Representative Bob Goodlatte (R-VA) introduced three bills as soon as the new Congress was sworn in this week. The first would abolish the entire tax code and replace it with…something else.
The other two would amend the Constitution to require a balanced budget. One specifically bars Congress from spending any more than it collects in revenue. Regrettably, Rep. Goodlatte did not explain exactly how he’d pay for government without a tax code. Nor did he describe what revenue collection method would replace the existing system.
Rather, he seems to see repeal as something of a forcing mechanism. His logic: If Congress has a deadline after which there are no taxes (his would be 2019), it will have to replace the current code within that window. And we all know how well Congress does with deadlines.
What is truly remarkable about this is that Goodlatte is no back-bencher. He is chairman of the House Judiciary Committee and thus a relatively important person on the congressional pantheon. The House has passed versions of his tax code repeal and his balanced budget amendment in the past.
This fiscal foolishness is a variation of the repeal-and-replace cry against the Affordable Care Act. There too, Goodlatte and colleagues have never quite gotten past repeal.
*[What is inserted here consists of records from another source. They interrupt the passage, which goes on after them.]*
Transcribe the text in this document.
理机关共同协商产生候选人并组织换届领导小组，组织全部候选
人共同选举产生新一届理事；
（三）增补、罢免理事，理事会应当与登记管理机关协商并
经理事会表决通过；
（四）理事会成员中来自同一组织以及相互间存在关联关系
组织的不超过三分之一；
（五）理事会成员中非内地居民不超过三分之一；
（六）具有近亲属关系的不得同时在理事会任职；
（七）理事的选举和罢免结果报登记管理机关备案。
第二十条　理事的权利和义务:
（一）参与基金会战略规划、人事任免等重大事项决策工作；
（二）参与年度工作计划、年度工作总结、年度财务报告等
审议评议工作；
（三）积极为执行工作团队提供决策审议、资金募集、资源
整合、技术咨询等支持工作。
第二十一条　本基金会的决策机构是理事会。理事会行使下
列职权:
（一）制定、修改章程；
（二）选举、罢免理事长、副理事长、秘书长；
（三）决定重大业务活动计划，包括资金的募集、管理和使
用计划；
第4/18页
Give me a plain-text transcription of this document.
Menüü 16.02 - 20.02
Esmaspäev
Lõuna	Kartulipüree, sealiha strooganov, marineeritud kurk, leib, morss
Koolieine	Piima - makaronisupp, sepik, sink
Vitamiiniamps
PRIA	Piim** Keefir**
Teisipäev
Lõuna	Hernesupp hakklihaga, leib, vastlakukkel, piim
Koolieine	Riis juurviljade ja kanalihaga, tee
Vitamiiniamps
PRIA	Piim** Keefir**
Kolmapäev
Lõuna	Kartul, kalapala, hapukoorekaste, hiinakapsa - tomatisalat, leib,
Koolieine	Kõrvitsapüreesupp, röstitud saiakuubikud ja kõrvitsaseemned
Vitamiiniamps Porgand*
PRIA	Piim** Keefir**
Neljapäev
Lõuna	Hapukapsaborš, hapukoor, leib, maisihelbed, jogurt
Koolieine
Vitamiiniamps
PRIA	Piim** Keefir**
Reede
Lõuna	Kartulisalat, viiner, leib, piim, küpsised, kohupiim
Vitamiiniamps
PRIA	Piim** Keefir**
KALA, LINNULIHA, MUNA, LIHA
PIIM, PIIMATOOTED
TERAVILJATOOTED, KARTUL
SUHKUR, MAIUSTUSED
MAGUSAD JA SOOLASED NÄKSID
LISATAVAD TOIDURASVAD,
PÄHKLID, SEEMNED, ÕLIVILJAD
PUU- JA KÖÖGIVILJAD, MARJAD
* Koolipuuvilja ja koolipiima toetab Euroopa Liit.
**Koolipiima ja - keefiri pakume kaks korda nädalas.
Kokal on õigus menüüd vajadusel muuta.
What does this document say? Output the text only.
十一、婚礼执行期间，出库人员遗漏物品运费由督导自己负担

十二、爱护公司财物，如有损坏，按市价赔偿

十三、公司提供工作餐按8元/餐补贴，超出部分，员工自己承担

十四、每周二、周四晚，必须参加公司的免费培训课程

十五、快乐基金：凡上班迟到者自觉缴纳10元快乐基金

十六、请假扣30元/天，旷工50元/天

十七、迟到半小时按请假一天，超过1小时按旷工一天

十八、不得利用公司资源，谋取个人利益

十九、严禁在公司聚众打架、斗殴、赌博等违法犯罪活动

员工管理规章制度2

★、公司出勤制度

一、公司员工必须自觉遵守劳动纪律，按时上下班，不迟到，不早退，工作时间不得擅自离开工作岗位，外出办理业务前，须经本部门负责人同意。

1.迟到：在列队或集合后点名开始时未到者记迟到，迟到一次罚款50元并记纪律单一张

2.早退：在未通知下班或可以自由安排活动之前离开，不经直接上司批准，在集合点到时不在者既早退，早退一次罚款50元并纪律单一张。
For four years, we have been fruitlessly awaiting their replacement plan.
This sort of legislation is pernicious because it makes it easy for lawmakers to take meaningless votes to “balance the budget” or “abolish the tax code” or “abolish Obamacare” without ever actually doing anything. They never have to stand up and support real spending cuts. They never have to identify what they would tax or how they would pay for government. Instead, they can blissfully replace the realities of governing with low-rent symbolism and cut-rate rhetoric.
Rep. Goodlatte is not getting the new Congress off to a great start.